Likely due to the intra-individual biological variation, the omeprazole did not increase the pH elevation, which is endorsed by the pharmacokinetic parameters being very similar to the Control Phase of volunteers 1, 7, and 12. Other volunteers, such as 4, 6, 9, and 10, presented a delayed-release and lower bioavailability, represented by Tlag and the AUC parameters, respectively. However, due to the delayed-release (more than 30 min of monitoring by MC-ACB), the ${\mathrm{T}}_{50}$ was not quantified (not available).

On the other hand, the pharmacokinetic parameters of volunteers 2, 3, 5, 8, and 11 imply that the magnetic-coated tablets were entirely emptied, with no release and consequently no absorption (even in the small intestine). The pharmacomagnetography analysis employing the MC-ACB system presented several advantages compared to other biomagnetic techniques used for this purpose. The main techniques use a superconducting quantum interference device (SQUID), which requires a magnetically shielded room to perform measurements. This restriction makes the technique more expensive and less portable and restricts its biomedical applications. In this context, other methods have been applied to evaluate, in vivo, the behavior of an oral solid dosage form in the gastrointestinal tract. These visualization methods include γ-scintigraphy, X-ray imaging, and magnetic resonance imaging. However, as with the SQUID, the drawbacks of these techniques include large radiation exposure, demand for a shielded room, high cost associated with maintenance, and specifically for MRI, and the protocol of real-time imaging acquisition is affected by the long acquisition time (at least 20 s), in which any motion on the gastric projection must be avoided to obtain a high-resolution image.

The MC-ACB system does not require electromagnetic shields, and for this reason, it is portable, versatile, and less expensive to implement [19,50]. However, in our study, the ACB system had a few drawbacks, such as the time limit of MC-ACB measurements (the volunteer must remain in an upright position for a long time after an overnight fast), spatial resolution, and the distance dependence of the signal, which restricts its application to volunteers with a low body mass index. Nevertheless, ACB is feasible for laboratory conditions, since it is portable and easily transportable between facilities to perform measurements [22].

4. Conclusions

The ACB system and the standard pharmacokinetics method allowed tablet movement characterization and delineated the release sites in the gastrointestinal tract. The ACB was suitable for determining the onset of the tablet’s disintegration process. In the case of elevated gastric pH associated with the use of omeprazole, the evidence suggests that the bioavailability of metronidazole is influenced by its release in the wrong place when the tablet coating is ph-dependent.

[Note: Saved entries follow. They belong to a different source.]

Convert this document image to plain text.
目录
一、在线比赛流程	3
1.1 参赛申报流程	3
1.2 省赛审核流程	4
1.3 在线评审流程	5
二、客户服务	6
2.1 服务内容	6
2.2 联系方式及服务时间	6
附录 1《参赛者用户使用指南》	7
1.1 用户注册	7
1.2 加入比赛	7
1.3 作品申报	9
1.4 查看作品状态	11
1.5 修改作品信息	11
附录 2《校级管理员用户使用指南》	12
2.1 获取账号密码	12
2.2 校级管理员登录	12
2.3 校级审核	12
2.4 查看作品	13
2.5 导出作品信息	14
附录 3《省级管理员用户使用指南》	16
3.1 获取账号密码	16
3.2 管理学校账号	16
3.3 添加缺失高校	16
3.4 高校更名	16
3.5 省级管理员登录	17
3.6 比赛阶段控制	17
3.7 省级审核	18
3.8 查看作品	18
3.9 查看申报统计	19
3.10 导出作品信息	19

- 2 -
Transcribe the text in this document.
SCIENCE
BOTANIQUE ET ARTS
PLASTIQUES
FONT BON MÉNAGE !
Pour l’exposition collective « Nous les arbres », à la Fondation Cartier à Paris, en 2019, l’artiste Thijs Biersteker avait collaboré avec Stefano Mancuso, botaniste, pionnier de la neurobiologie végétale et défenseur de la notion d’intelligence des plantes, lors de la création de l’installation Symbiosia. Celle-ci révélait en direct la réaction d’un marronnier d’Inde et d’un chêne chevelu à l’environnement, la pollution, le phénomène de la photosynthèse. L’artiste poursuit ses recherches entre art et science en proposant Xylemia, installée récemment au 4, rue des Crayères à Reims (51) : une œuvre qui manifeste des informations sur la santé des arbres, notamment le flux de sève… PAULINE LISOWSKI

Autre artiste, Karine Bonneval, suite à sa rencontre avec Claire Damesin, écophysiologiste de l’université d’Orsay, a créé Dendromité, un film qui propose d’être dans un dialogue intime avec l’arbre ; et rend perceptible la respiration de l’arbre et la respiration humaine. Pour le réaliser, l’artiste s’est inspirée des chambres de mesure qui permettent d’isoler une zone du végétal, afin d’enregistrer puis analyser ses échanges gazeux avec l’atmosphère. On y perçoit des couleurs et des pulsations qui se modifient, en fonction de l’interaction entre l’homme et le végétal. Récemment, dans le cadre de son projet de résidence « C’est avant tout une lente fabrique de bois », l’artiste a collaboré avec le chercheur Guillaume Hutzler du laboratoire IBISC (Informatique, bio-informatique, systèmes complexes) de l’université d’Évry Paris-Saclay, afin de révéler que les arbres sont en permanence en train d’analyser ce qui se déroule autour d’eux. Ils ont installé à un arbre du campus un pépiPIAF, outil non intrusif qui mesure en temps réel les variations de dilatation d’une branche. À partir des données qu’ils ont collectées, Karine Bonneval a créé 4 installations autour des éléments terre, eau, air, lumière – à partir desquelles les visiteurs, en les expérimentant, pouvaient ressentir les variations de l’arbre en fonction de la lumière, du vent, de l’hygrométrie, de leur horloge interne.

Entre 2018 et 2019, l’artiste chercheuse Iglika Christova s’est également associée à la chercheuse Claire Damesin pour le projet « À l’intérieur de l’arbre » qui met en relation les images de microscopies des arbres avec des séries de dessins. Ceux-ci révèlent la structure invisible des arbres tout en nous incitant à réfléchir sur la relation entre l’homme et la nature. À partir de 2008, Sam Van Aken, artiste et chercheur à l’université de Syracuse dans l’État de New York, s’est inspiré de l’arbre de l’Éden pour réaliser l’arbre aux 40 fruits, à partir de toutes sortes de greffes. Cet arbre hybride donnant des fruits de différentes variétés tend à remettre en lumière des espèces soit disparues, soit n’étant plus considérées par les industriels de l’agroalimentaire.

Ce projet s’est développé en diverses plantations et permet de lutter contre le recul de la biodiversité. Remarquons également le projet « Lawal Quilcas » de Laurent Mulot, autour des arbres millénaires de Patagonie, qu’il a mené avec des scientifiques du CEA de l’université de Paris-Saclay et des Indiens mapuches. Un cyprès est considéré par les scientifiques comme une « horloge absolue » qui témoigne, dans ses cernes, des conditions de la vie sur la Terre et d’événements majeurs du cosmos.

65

Our study reinforced the advantages of pharmacomagnetography as an attractive tool to perform a multi-instrumental correlation analysis of the disintegration process and the bioavailability of a drug. The association with pharmacokinetic parameters enables the tablet’s location at which the drug is released to be determined.

Based on our results, concomitant PPI administration with other drugs requires extensive investigation, which the ACB system may carry out through in vitro and in vivo analysis. In this way, our study showed the influence of omeprazole on tablets coated with E100.